На горячей бетонке лежал капитан Окаемов, зажав обеими руками живот. В животе раскаленным угольком засела пуля из шалыганова пистолета. Пуля была неправильная, по высшей справедливости она должна была угодить в кого-нибудь из тех, карающих мечей и соколов, что частью расстреляны, а частью доживают на хорошей пенсии — в любого из них, но не в Окаемова, которого отец зачал на радостях, вернувшись из тех краев, где в вечной мерзлоте лежат мамонты и люди, и мамонтов мало, а людей настолько много, что некоторые в них не верят (но там нет ни маршала Н., ни Светланы Ракитиной, а где они — дьявол весть).

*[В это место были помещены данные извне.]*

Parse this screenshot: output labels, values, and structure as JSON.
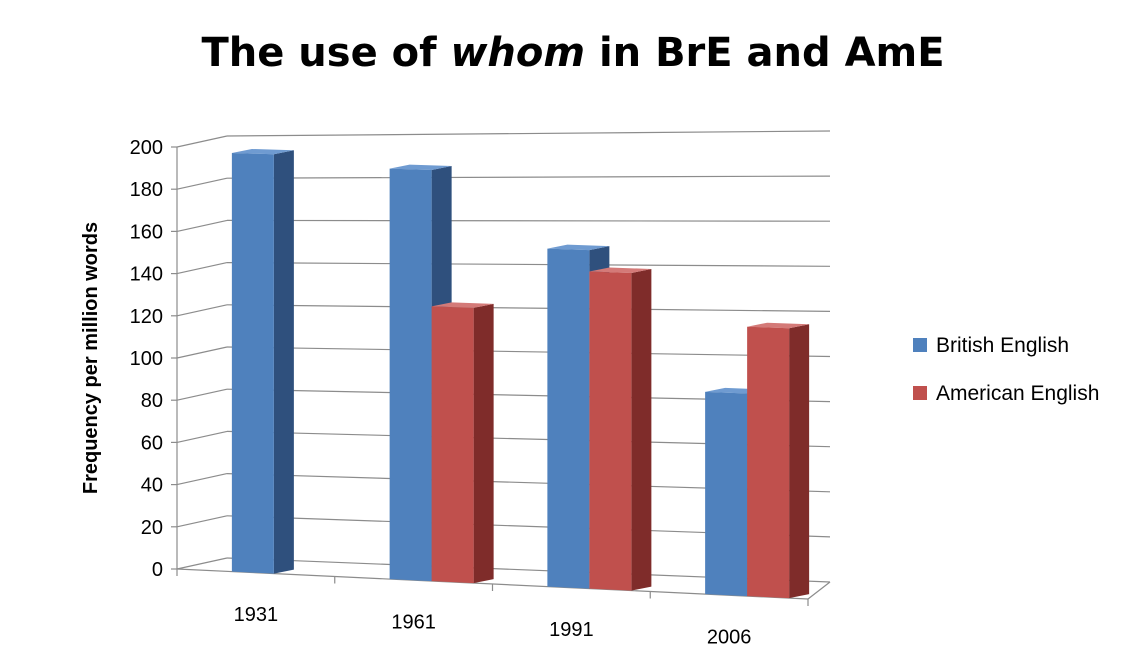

Капитан Окаемов лежал и тихо плакал от боли и от растерянности: он никак не мог понять, в голове не укладывалось — за что его? Почему именно его, почему вообще это происходит? Он беззвучно шевелил губами, никто в суматохе не обращал на него внимания, но ему-то казалось, что он кричит во всю глотку волевым командирским голосом: «Прекратить огонь!».
Выстрелы в самом деле смолкли, и капитан Окаемов, не понимая, что они смолкли для него одного, удовлетворенно улыбнулся, умирая.
В здравом рассудке Шалыган никогда не поступил бы так, но он уже не был собой, безумие, замешанное на долголетней боли, ненависти и страхе, поднялось из глубин сознания и залило череп, как заливает вода тонущий корабль. Генерал-лейтенант аэрологии Ракитин, лауреат и кавалер, талант, работяга и удачник, окончательно перестал существовать. Остался один Шалыган.
Пуля попала ему в грудь. Леня подхватил старика под мышки и волоком оттащил за истребитель. Нагнулся.
— Будьте мужественны, Ридли, — четко выговорил Шалыган. Божьей милостью мы зажжем сегодня в Англии такую свечу, которую, я верю, им не погасить никогда…
Среди достоинств Лени никогда не числилось знание исторических афоризмов, и он попросту решил, что старик бредит перед смертью. Убедившись, что это конец, он опустил Шалыгана на бетонку, отсалютовал наспех и побежал дальше.
Когда пуля полоснула по шее, он в первый момент подумал: это неправильно, так не играют. Крови было так много, что она казалась ненастоящей киношной краской. Потом пришла боль, но он держался, бежал, зажимая рукой с пистолетом шею, бросая другой мины. Осталось три, две, одна… Все. Он отшвырнул пистолет, достал плоскую коробочку и положил палец на кнопку.